米国工場の生産効率改善によりゴルフカーの販売台数が増加し、増収となりましたが、その他セグメント全体では固定費の増加などにより、減益となりました。
□次期連結業績の見通しについて
2024年の業績は、中期経営計画の各種指標を達成する見通しです。新興国の需要はインドネシア、インド、ブラジルがけん引、先進国では米国の高所得者層の消費が堅調に推移すると予想しています。また、海上運賃は減少する見通しです。
リスクとしては、人件費や部品代などのコストの上昇、紅海の物流混乱や為替変動などが挙げられます。また、能登半島地震によるサプライチェーンへの影響については、代替部品の調達などで対応していきます。
連結業績予想については以下のとおりとします。なお、当社は2024年12月期から国際財務報告基準(IFRS)を任意適用します。このため、2024年12月期の連結業績予想はIFRSに基づいて作成し、日本会計基準に基づく2023年度の業績と単純比較しています。

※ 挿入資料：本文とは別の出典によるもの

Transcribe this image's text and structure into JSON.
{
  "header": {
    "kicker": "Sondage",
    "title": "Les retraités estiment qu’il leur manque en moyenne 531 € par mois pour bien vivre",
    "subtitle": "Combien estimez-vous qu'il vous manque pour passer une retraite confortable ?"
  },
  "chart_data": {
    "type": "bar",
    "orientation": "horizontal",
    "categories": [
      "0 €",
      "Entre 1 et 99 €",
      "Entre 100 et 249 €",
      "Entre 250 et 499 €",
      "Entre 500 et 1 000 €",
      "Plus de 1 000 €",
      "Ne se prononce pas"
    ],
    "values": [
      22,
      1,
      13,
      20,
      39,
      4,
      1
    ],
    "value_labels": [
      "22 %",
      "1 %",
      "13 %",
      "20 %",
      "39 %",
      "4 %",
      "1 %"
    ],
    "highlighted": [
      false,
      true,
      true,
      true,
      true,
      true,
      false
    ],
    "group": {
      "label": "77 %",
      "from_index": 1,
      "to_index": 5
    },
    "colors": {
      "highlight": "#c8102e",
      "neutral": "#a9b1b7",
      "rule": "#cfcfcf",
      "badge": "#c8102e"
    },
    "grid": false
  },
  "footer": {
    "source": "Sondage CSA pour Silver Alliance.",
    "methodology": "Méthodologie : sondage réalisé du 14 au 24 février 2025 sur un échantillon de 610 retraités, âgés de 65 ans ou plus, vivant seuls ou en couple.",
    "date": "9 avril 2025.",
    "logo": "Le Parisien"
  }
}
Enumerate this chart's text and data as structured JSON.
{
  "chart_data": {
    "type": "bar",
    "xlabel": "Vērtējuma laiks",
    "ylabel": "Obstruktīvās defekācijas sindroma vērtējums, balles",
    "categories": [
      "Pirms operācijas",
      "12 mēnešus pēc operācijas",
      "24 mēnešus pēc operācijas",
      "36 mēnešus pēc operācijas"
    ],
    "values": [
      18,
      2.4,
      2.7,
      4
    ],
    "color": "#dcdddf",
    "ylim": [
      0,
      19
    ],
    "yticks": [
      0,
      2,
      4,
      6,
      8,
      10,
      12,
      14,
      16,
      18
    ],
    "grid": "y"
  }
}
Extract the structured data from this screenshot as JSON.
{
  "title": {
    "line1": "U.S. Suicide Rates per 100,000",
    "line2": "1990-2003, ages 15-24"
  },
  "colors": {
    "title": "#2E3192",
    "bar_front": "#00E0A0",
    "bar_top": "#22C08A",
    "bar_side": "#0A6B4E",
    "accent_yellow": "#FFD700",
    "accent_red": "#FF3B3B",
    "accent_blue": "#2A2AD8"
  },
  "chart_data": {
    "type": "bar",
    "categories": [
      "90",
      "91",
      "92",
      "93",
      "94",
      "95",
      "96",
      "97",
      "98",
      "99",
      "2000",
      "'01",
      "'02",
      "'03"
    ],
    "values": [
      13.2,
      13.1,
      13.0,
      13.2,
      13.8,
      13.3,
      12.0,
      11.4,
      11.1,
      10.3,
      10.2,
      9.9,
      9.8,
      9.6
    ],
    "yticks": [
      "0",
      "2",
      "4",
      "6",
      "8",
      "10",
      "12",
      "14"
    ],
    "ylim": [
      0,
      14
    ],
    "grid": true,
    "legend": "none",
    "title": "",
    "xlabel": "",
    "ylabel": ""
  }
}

為替レートについては、米ドル140円(当期比1円の円高)、ユーロ150円(同2円の円高)を前提としています。
□利益配分に関する基本方針および当期・次期の配当
当社は、株主の皆様の利益向上を重要な経営課題と位置付け、企業価値の向上に努めています。

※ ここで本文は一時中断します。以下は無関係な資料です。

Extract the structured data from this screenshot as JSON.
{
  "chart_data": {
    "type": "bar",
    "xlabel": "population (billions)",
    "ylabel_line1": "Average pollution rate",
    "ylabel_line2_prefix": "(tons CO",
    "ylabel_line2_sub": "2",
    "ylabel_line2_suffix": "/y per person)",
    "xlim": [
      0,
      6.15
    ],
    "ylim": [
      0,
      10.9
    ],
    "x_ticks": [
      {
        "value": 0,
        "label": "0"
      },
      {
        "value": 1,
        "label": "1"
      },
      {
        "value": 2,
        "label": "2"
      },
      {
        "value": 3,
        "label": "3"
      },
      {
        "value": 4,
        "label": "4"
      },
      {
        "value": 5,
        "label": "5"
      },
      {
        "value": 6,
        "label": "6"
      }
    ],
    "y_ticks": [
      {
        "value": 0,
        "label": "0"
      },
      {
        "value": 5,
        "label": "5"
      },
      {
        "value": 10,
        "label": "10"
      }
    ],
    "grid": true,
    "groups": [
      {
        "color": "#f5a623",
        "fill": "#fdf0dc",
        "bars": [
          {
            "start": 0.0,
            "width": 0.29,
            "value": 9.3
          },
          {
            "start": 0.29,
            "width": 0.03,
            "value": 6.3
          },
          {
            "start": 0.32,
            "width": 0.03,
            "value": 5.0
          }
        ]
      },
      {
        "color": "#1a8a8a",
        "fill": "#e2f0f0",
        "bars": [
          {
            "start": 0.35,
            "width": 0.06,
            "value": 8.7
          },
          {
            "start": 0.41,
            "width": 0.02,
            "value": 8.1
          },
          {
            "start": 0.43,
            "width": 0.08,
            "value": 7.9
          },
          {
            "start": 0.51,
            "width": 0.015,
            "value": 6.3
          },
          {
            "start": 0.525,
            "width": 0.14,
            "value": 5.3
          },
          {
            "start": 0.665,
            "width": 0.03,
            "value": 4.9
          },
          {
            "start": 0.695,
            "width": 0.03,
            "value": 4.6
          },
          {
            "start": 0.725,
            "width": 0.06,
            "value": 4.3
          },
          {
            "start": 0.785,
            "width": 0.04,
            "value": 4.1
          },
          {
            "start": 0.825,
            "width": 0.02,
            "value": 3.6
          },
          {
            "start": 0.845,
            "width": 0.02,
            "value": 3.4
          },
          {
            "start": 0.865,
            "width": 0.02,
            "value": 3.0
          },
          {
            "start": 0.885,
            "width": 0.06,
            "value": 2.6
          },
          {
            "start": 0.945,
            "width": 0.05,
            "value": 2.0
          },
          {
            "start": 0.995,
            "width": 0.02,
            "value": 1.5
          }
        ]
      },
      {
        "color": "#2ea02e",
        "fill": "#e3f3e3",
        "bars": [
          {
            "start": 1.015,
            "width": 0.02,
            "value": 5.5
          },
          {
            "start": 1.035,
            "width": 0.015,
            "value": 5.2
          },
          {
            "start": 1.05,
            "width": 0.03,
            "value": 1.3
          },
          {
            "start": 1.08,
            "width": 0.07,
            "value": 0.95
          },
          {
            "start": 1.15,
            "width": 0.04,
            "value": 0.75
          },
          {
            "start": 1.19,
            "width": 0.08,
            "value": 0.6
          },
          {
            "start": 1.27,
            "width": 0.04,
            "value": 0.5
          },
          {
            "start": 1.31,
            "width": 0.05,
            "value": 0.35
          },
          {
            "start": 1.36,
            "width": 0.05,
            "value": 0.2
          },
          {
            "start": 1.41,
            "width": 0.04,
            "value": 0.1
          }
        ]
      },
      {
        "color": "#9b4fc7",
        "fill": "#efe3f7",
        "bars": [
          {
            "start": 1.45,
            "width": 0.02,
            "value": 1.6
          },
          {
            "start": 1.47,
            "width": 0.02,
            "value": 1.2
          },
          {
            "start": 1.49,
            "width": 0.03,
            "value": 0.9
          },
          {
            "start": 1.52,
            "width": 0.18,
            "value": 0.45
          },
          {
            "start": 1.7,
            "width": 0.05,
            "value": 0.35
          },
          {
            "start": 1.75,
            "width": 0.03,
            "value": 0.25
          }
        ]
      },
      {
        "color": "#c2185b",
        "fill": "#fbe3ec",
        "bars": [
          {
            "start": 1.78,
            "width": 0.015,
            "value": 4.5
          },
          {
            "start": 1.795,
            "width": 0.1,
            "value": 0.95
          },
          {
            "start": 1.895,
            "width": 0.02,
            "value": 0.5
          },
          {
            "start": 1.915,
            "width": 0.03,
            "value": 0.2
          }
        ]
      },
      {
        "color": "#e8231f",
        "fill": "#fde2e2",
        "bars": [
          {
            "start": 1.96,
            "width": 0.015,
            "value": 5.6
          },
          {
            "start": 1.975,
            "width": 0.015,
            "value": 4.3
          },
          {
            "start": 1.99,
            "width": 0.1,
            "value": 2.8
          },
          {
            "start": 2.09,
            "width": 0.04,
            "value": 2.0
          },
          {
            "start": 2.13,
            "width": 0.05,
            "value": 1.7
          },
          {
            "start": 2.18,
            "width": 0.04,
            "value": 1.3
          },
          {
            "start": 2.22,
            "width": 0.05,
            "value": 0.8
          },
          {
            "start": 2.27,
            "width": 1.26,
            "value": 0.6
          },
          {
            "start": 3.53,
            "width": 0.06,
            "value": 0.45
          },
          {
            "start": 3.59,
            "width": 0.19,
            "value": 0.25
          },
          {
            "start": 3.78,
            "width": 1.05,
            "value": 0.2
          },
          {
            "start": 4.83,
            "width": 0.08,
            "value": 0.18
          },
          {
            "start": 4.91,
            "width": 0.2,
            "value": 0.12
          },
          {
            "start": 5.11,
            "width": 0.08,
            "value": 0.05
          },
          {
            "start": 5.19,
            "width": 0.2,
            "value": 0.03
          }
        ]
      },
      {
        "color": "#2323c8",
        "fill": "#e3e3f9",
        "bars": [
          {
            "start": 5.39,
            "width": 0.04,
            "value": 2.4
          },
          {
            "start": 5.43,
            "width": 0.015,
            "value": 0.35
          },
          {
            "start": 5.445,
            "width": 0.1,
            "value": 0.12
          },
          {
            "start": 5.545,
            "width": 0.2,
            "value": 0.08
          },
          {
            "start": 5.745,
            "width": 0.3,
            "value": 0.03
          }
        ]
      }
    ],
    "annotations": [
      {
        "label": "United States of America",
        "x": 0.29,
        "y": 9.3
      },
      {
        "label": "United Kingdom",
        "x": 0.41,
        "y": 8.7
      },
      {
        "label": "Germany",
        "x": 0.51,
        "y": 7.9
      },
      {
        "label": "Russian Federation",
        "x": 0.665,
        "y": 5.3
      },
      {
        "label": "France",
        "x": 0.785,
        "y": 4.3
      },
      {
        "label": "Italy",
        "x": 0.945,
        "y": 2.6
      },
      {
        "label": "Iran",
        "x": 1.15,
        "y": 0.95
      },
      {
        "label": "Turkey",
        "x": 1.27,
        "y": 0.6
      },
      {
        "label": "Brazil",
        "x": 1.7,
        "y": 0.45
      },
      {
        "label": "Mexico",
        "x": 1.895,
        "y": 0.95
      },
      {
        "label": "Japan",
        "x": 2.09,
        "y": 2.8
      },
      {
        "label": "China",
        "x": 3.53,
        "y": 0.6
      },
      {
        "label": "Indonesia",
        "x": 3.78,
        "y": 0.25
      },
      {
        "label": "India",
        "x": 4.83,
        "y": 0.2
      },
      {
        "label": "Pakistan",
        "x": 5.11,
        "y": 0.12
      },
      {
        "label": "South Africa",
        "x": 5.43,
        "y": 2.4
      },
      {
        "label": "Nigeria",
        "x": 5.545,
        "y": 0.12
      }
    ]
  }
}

当社は、中間配当と期末配当を行うことを基本としており、配当の決定機関は、中間配当については取締役会、期末配当については株主総会としています。中間配当は6月30日、期末配当は12月31日を配当の基準日として定款に定めています。
当期の期末配当は、1株につき72.5円の実施を2024年3月21日開催予定の第89期定時株主総会に上程する予定です。これにより、中間配当金(1株につき72.5円)を加えた年間配当金は145円となります。
また、2022年に発表した中期経営計画で示したとおり、新しい株主還元方針のもと、業績の見通しや将来の成長に向けた投資を勘案しつつ、安定的かつ継続的な配当を行います。引き続き、キャッシュ・フローの規模に応じて機動的な株主還元を実施し、総還元性向は中期経営計画期間累計で40%を目安とします。
当社は2024年1月1日を効力発生日として、普通株式1株につき3株の割合で株式分割を行いました。これにより、次期の配当金は年間50円(中間25円、期末25円)となります。加えて200億円の自己株式の取得を予定しています。